Well just checked on it and It is a GO!! Sizzling like crazy and the air lock is going strong So I Think all is going good. Thanks for all the information. I will keep you posted on my First foray into wine Making.


----------



## Thunter (Apr 22, 2010)

I am on day 5 of making my Kit. Being my First of course I am ready to see how its doing so I pop the lid and do a little test. My sg is now at 1.000. By the Directions I have to wait till around day 14 - around sg .998 or lower to rack the wine. I started at 1.052. I am guessing tomorrow or saturday I will be at .998 or lower should I wait the extra week or just rack it to the carboy. where is it better sitting Primary or secondary?


----------



## robie (Apr 22, 2010)

I would wait.

If you can't wait, at least make sure the SG has not changed for three days in a row before moving onto the next phase. Fermentation moves very, very slowly at this phase. Be sure and keep the temperature up during this time or it could stop fermentation.

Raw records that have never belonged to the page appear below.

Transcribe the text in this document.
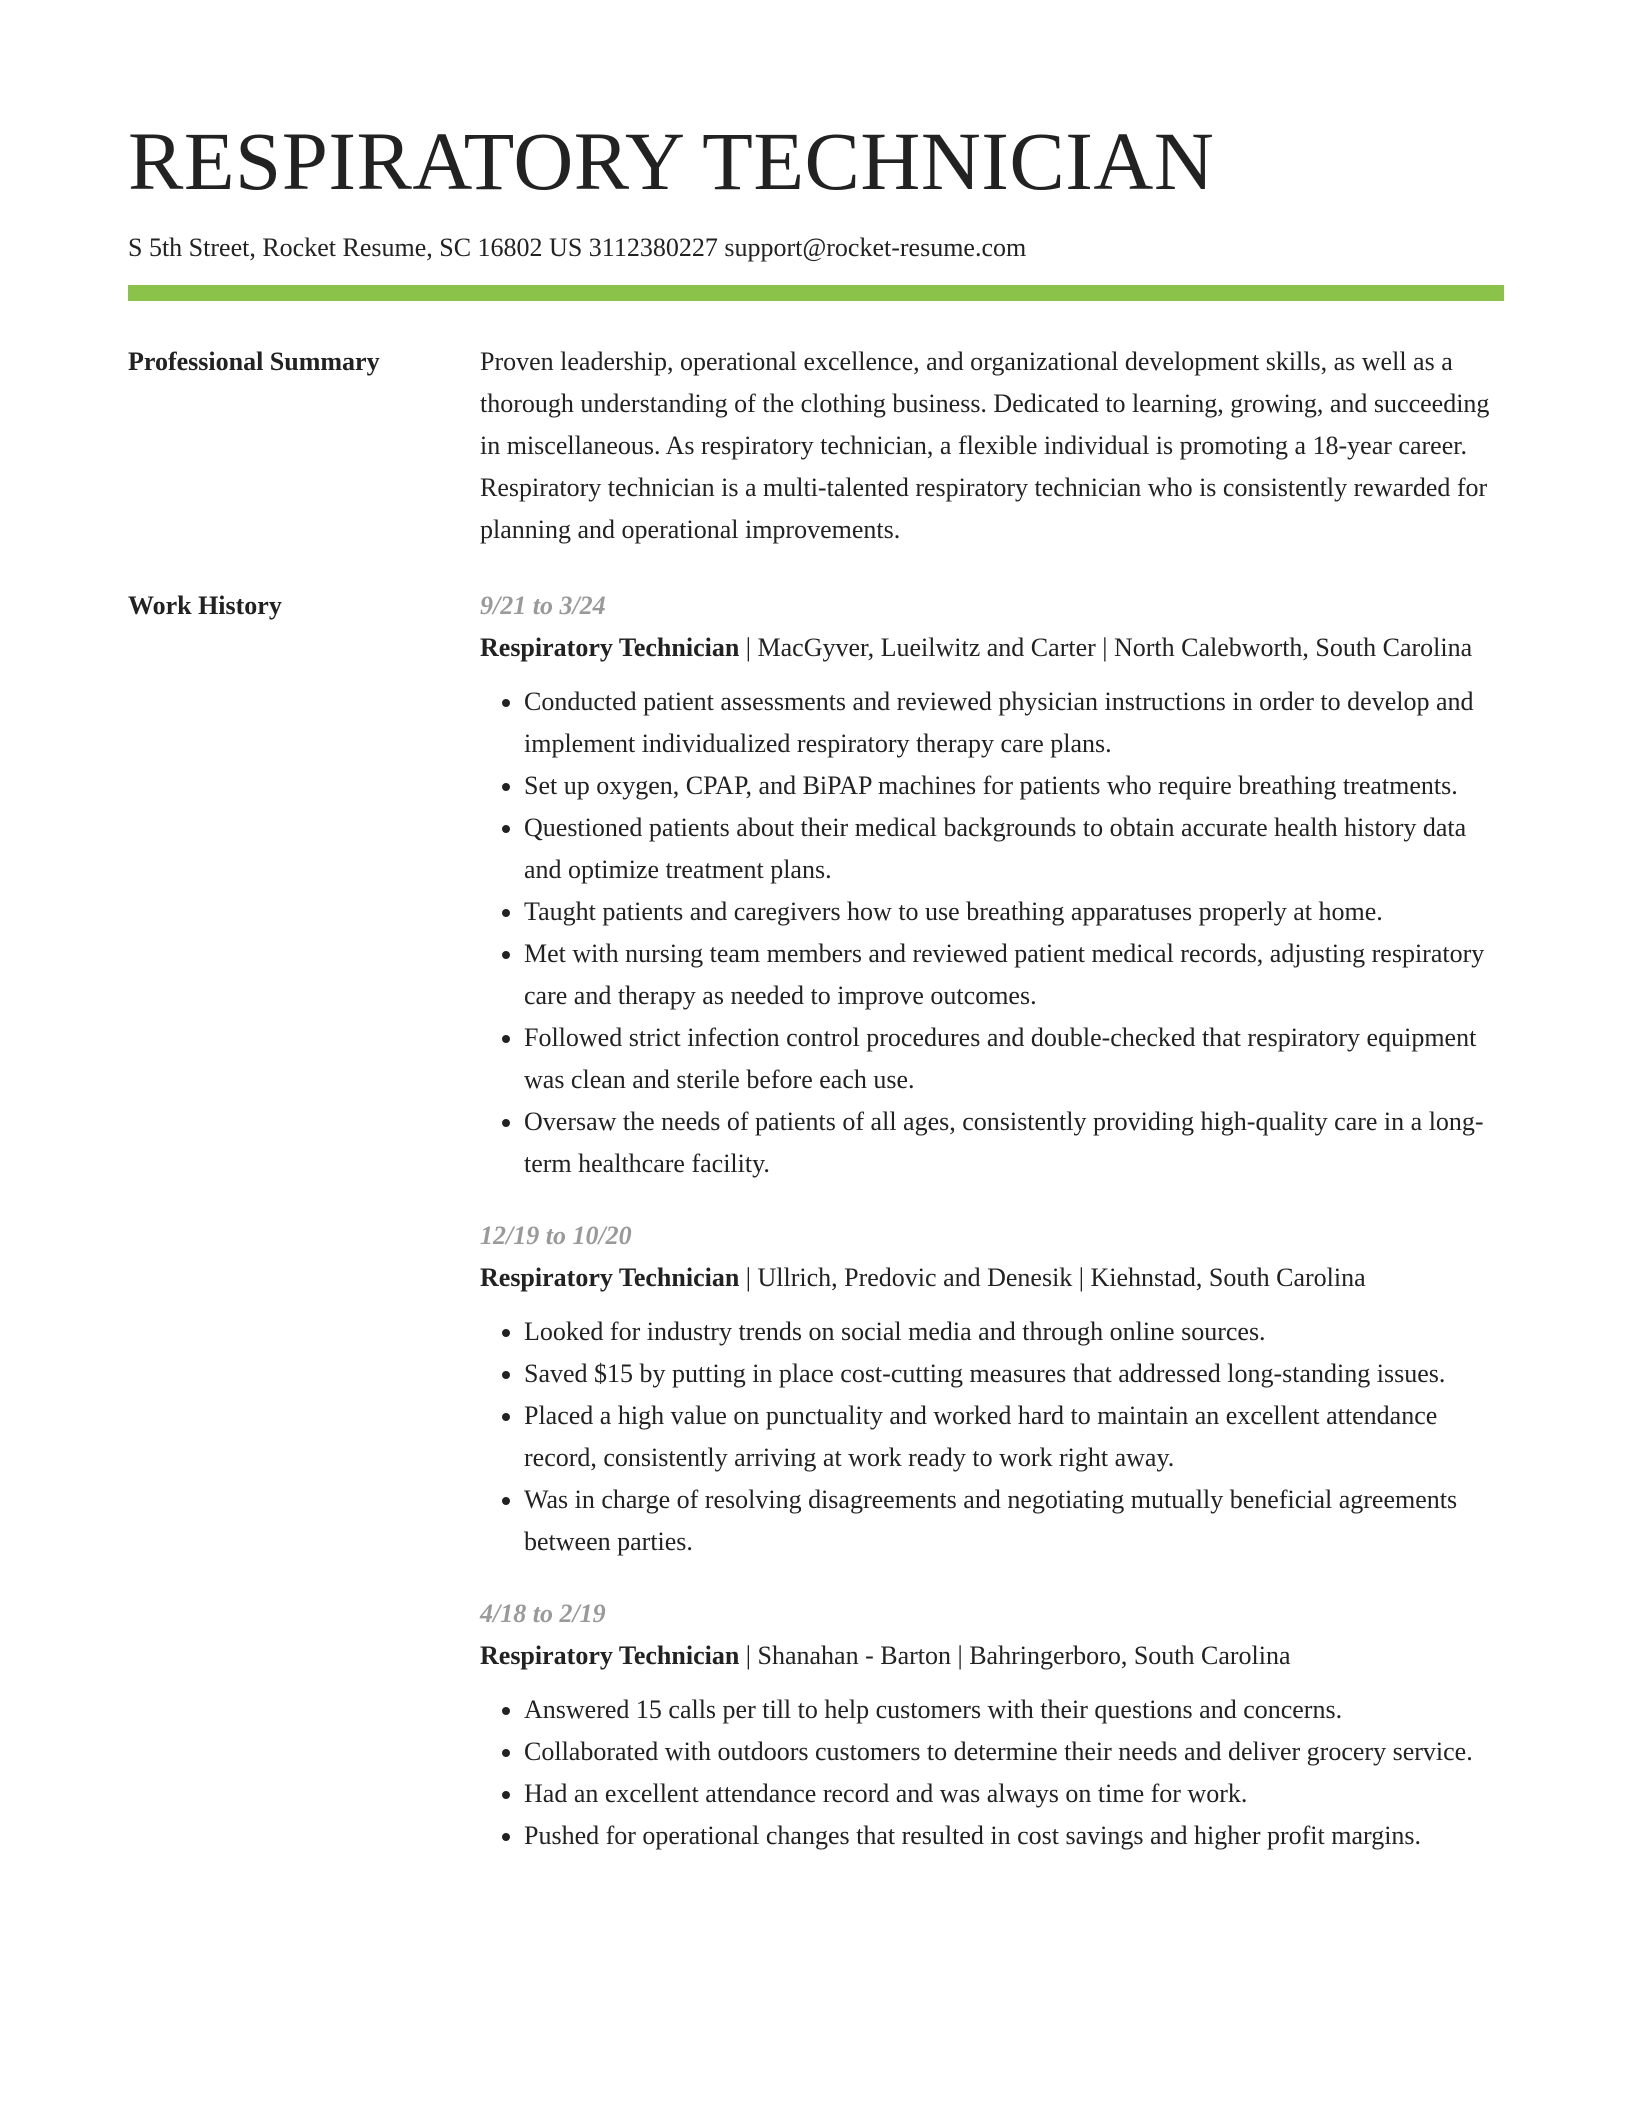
RESPIRATORY TECHNICIAN
S 5th Street, Rocket Resume, SC 16802 US 3112380227 support@rocket-resume.com
Professional Summary	Proven leadership, operational excellence, and organizational development skills, as well as a thorough understanding of the clothing business. Dedicated to learning, growing, and succeeding in miscellaneous. As respiratory technician, a flexible individual is promoting a 18-year career. Respiratory technician is a multi-talented respiratory technician who is consistently rewarded for planning and operational improvements.

Work History	9/21 to 3/24
Respiratory Technician | MacGyver, Lueilwitz and Carter | North Calebworth, South Carolina
• Conducted patient assessments and reviewed physician instructions in order to develop and implement individualized respiratory therapy care plans.
• Set up oxygen, CPAP, and BiPAP machines for patients who require breathing treatments.
• Questioned patients about their medical backgrounds to obtain accurate health history data and optimize treatment plans.
• Taught patients and caregivers how to use breathing apparatuses properly at home.
• Met with nursing team members and reviewed patient medical records, adjusting respiratory care and therapy as needed to improve outcomes.
• Followed strict infection control procedures and double-checked that respiratory equipment was clean and sterile before each use.
• Oversaw the needs of patients of all ages, consistently providing high-quality care in a long-term healthcare facility.
12/19 to 10/20
Respiratory Technician | Ullrich, Predovic and Denesik | Kiehnstad, South Carolina
• Looked for industry trends on social media and through online sources.
• Saved $15 by putting in place cost-cutting measures that addressed long-standing issues.
• Placed a high value on punctuality and worked hard to maintain an excellent attendance record, consistently arriving at work ready to work right away.
• Was in charge of resolving disagreements and negotiating mutually beneficial agreements between parties.
4/18 to 2/19
Respiratory Technician | Shanahan - Barton | Bahringerboro, South Carolina
• Answered 15 calls per till to help customers with their questions and concerns.
• Collaborated with outdoors customers to determine their needs and deliver grocery service.
• Had an excellent attendance record and was always on time for work.
• Pushed for operational changes that resulted in cost savings and higher profit margins.
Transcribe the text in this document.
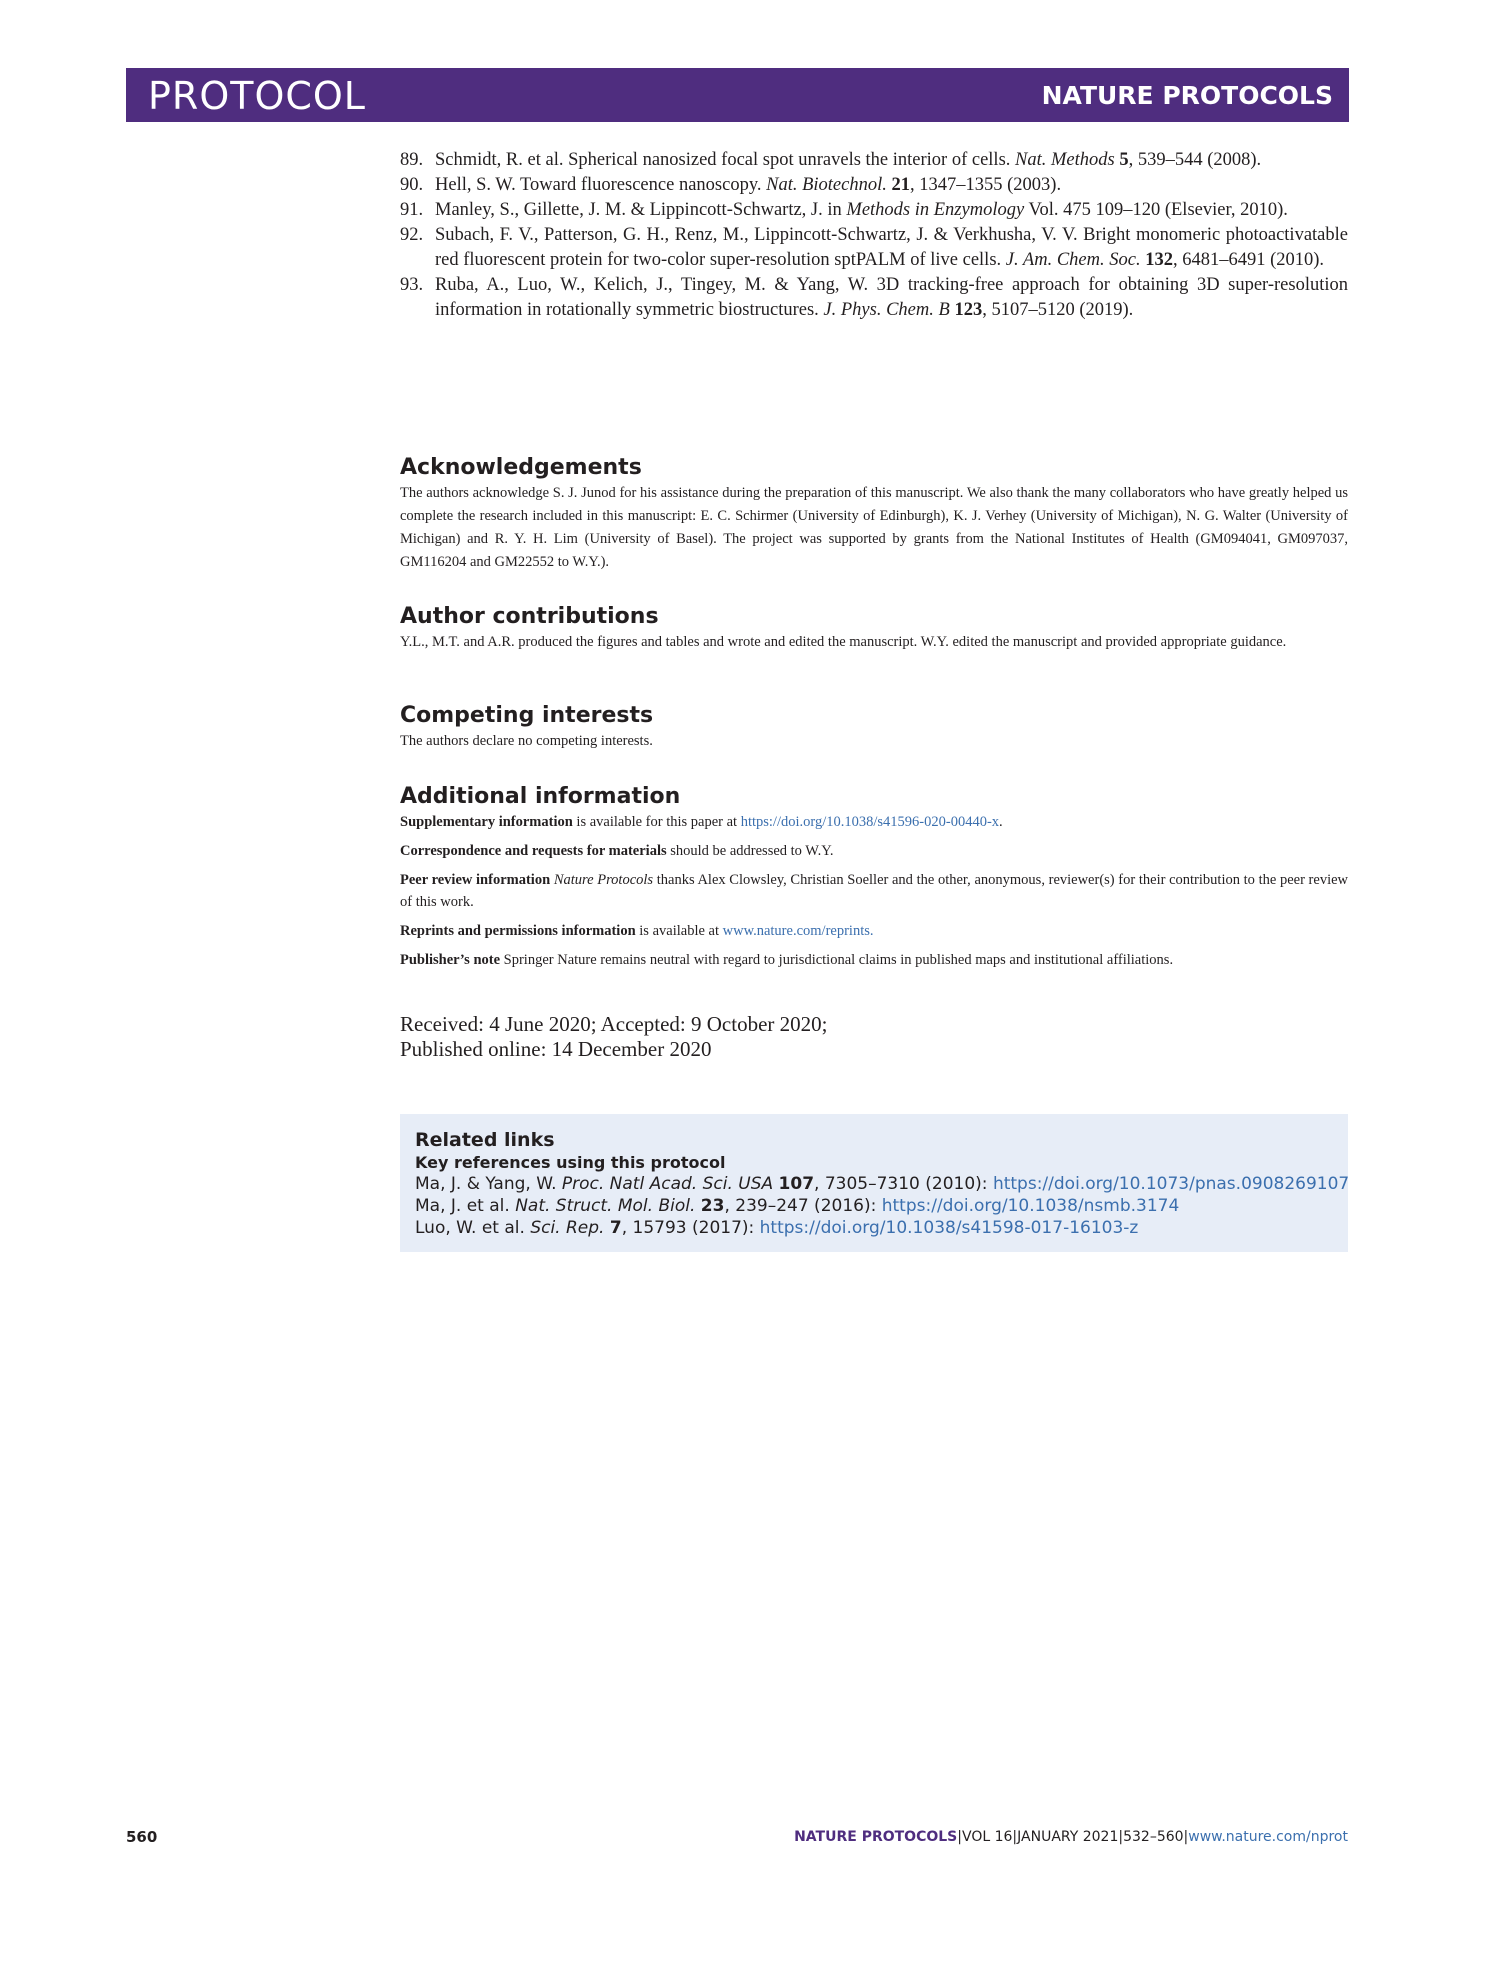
PROTOCOL	NATURE PROTOCOLS
89. Schmidt, R. et al. Spherical nanosized focal spot unravels the interior of cells. Nat. Methods 5, 539–544 (2008).
90. Hell, S. W. Toward fluorescence nanoscopy. Nat. Biotechnol. 21, 1347–1355 (2003).
91. Manley, S., Gillette, J. M. & Lippincott-Schwartz, J. in Methods in Enzymology Vol. 475 109–120 (Elsevier, 2010).
92. Subach, F. V., Patterson, G. H., Renz, M., Lippincott-Schwartz, J. & Verkhusha, V. V. Bright monomeric photoactivatable red fluorescent protein for two-color super-resolution sptPALM of live cells. J. Am. Chem. Soc. 132, 6481–6491 (2010).
93. Ruba, A., Luo, W., Kelich, J., Tingey, M. & Yang, W. 3D tracking-free approach for obtaining 3D super-resolution information in rotationally symmetric biostructures. J. Phys. Chem. B 123, 5107–5120 (2019).
Acknowledgements

The authors acknowledge S. J. Junod for his assistance during the preparation of this manuscript. We also thank the many collaborators who have greatly helped us complete the research included in this manuscript: E. C. Schirmer (University of Edinburgh), K. J. Verhey (University of Michigan), N. G. Walter (University of Michigan) and R. Y. H. Lim (University of Basel). The project was supported by grants from the National Institutes of Health (GM094041, GM097037, GM116204 and GM22552 to W.Y.).

Author contributions

Y.L., M.T. and A.R. produced the figures and tables and wrote and edited the manuscript. W.Y. edited the manuscript and provided appropriate guidance.

Competing interests

The authors declare no competing interests.

Additional information

Supplementary information is available for this paper at https://doi.org/10.1038/s41596-020-00440-x.

Correspondence and requests for materials should be addressed to W.Y.

Peer review information Nature Protocols thanks Alex Clowsley, Christian Soeller and the other, anonymous, reviewer(s) for their contribution to the peer review of this work.

Reprints and permissions information is available at www.nature.com/reprints.

Publisher’s note Springer Nature remains neutral with regard to jurisdictional claims in published maps and institutional affiliations.

Received: 4 June 2020; Accepted: 9 October 2020;
Published online: 14 December 2020
Related links
Key references using this protocol
Ma, J. & Yang, W. Proc. Natl Acad. Sci. USA 107, 7305–7310 (2010): https://doi.org/10.1073/pnas.0908269107
Ma, J. et al. Nat. Struct. Mol. Biol. 23, 239–247 (2016): https://doi.org/10.1038/nsmb.3174
Luo, W. et al. Sci. Rep. 7, 15793 (2017): https://doi.org/10.1038/s41598-017-16103-z
560	NATURE PROTOCOLS|VOL 16|JANUARY 2021|532–560|www.nature.com/nprot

It's not done until it's done!!!


----------



## Wade E (Apr 22, 2010)

Just let it sit with sealed lid and airlock, this will help let some of the pees clear out so you dont transfer as much over to carboy.


----------



## Thunter (May 26, 2010)

just an Update - We Love IT- bottled it a week and a half ago and I think we have drank 8 bottles. Hmmm how do you guys let it age LOL


----------



## jeepingchick (May 26, 2010)

lol !! i slap my own hands as they reach for a bottle LOL!


----------